Giter Site home page Giter Site logo

ddos-deeplearning-approach's Introduction

DDoS DeepLearning Approach

使用深度学习模型完成的DDoS流识别。

模型

在DDoS中,以流为单位获取相关的统计量进行处理是不太现实的,在实际的运行环境之下,难以直接获得整一个流的相关统计信息。

在选取模型的时候,参照了LUCID: A Practical, Lightweight Deep Learning Solution for DDoS Attack Detection中给出的基于卷积神经网络的模型进行训练,以一个流在给定时间段内的数据包来进行特征提取,用于模型的输入。

模型的参数如下,实际训练运行的时候可以按照需求调整内部参数,整体保持一个先卷积网络再全连接网络的结构即可。

Model: "DCNNModel"
_________________________________________________________________
Layer (type)                 Output Shape              Param #   
=================================================================
input_1 (InputLayer)         [(None, 100, 155)]        0         
_________________________________________________________________
reshape (Reshape)            (None, 100, 155, 1)       0         
_________________________________________________________________
conv2d (Conv2D)              (None, 50, 78, 8)         520       
_________________________________________________________________
conv2d_1 (Conv2D)            (None, 25, 39, 16)        8208      
_________________________________________________________________
max_pooling2d (MaxPooling2D) (None, 7, 20, 16)         0         
_________________________________________________________________
flatten (Flatten)            (None, 2240)              0         
_________________________________________________________________
dense (Dense)                (None, 32)                71712     
_________________________________________________________________
batch_normalization (BatchNo (None, 32)                128       
_________________________________________________________________
dense_1 (Dense)              (None, 16)                528       
_________________________________________________________________
batch_normalization_1 (Batch (None, 16)                64        
_________________________________________________________________
dense_2 (Dense)              (None, 2)                 34        
_________________________________________________________________
softmax (Softmax)            (None, 2)                 0         
=================================================================
Total params: 81,194
Trainable params: 81,098
Non-trainable params: 96
_________________________________________________________________

CIC DDoS 2019上的数据集导入

数据集目前选择了CIC DDoS 2019数据集

该数据集在各个不同的时间阶段具有不同的攻击流量类型,因此较为适合分别对不同类型的流量进行测试。
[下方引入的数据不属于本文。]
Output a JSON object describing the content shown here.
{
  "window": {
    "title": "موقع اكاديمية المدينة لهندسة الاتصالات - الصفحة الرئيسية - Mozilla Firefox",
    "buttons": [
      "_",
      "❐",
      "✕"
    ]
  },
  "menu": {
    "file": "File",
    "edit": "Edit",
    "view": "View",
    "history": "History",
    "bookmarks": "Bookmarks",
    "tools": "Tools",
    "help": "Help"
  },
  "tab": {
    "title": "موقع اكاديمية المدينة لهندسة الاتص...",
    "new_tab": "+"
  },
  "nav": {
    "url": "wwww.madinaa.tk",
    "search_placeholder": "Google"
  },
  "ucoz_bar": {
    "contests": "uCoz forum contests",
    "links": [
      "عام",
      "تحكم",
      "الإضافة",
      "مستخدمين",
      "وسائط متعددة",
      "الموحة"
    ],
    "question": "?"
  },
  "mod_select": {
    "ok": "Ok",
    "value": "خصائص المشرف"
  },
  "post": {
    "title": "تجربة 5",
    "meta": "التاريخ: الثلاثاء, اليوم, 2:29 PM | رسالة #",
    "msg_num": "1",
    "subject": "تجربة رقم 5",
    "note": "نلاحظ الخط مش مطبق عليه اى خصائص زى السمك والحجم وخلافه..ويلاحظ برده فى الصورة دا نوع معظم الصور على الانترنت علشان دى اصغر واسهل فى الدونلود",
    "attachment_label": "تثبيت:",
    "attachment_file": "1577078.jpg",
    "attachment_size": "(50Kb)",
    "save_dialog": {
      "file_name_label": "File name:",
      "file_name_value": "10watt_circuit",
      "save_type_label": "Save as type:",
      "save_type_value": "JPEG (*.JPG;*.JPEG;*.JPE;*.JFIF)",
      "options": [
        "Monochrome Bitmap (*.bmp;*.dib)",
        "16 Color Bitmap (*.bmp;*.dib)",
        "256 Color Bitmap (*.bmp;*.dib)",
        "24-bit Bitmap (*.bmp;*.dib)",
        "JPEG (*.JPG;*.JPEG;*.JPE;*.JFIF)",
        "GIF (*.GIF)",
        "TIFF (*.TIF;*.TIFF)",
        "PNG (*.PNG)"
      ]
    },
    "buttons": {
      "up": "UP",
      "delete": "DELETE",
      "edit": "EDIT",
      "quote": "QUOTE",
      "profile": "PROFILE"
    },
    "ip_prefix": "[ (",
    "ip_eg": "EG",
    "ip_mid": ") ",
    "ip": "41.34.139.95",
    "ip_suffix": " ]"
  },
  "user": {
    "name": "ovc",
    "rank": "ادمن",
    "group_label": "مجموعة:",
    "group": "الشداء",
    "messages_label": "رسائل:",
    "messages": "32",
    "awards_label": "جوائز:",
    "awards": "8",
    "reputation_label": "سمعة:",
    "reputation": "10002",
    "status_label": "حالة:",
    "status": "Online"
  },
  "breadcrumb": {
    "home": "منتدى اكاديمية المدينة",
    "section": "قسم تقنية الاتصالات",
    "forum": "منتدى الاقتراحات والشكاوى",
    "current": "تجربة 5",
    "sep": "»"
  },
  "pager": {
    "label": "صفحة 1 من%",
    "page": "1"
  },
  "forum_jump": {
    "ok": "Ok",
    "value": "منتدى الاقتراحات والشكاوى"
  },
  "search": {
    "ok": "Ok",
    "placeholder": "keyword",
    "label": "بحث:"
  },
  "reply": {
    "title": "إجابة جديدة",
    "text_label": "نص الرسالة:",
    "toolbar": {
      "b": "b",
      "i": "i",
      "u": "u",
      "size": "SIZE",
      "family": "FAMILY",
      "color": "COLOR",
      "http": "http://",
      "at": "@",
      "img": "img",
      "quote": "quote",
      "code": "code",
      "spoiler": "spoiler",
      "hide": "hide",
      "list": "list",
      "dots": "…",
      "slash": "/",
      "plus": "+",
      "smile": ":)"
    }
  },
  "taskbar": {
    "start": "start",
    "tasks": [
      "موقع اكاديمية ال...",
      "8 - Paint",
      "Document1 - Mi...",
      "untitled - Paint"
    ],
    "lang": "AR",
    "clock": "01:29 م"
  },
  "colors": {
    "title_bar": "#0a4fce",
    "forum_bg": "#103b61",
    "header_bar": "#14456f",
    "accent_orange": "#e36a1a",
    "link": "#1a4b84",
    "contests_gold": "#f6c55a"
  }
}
由于CIC DDoS 2019数据集中大部分都属于攻击流量,正常的访问流量很少,因此在导入这一数据集中的攻击流量的同时,选择了从外部加载正常流量,可以使用自己抓包获取到的*.pcap格式文件,并在传递给data_loaders.No_Label_Pcap_Set.preprocess_loader.load_feature函数的pcap_file_list参数的Python列表中添加这一抓包文件的文件路径,即可导入新的抓包数据。

对于CIC DDoS 2019数据集中流量的导入,则使用了一个通用的data_loaders.Generic_Pcap_Dataset中的代码,和一部分来自data_loaders.CIC_DDoS_2019中的数据预处理的代码进行导入。在有新增的带标签数据集时,可以替换数据集专有的代码来兼容新数据集。

流量特征提取

训练所使用的流量特征不包含任何的IP、端口信息,因此完全取基于报文的具体内容来对流量进行识别和判断。特征提取的内容参考了开始提到的论文中所使用的特征,另外还可以进行扩充。所有的特征都采用了对应的方法进行规范化,以转化为[0,1]之间的浮点数分布。

特征类型 规范化 说明
Time 在放大特定倍数(1000000倍)之后取整,转化为32位二进制数并视为32个浮点数字 当前数据包和所属的流中第一个数据包之间的时间间隔,第一个即为0
PKT Len 取16位二进制后规范化为浮点数,超出位数截断为全1的16位特征向量
IP Flags 取16位二进制后规范化为浮点数 这一特征,以及之后的特征,由于本身具有范围,不用考虑截断
Protocols 取8位二进制后规范化为浮点数 和IP报文的协议位数字对应
TCP Len 取16位二进制后规范化为浮点数
TCP ACK 取32位二进制后规范化为浮点数
TCP Flags 取8位二进制后规范化为浮点数
TCP win size 取16位二进制后规范化为浮点数
UDP Len 取16位二进制后规范化为浮点数

以上特征合计160位,这一参数需要和训练时所采用的模型的形状对应。

训练和预测

训练过程使用一个简单的Trainer即可完成,之前数据导入的过程比较复杂所以占据主要内容。在experiments.dcnn_on_cic_ddos_2019中定义了完整的训练和预测过程,使用IS_TRAINING这一布尔变量控制训练和预测。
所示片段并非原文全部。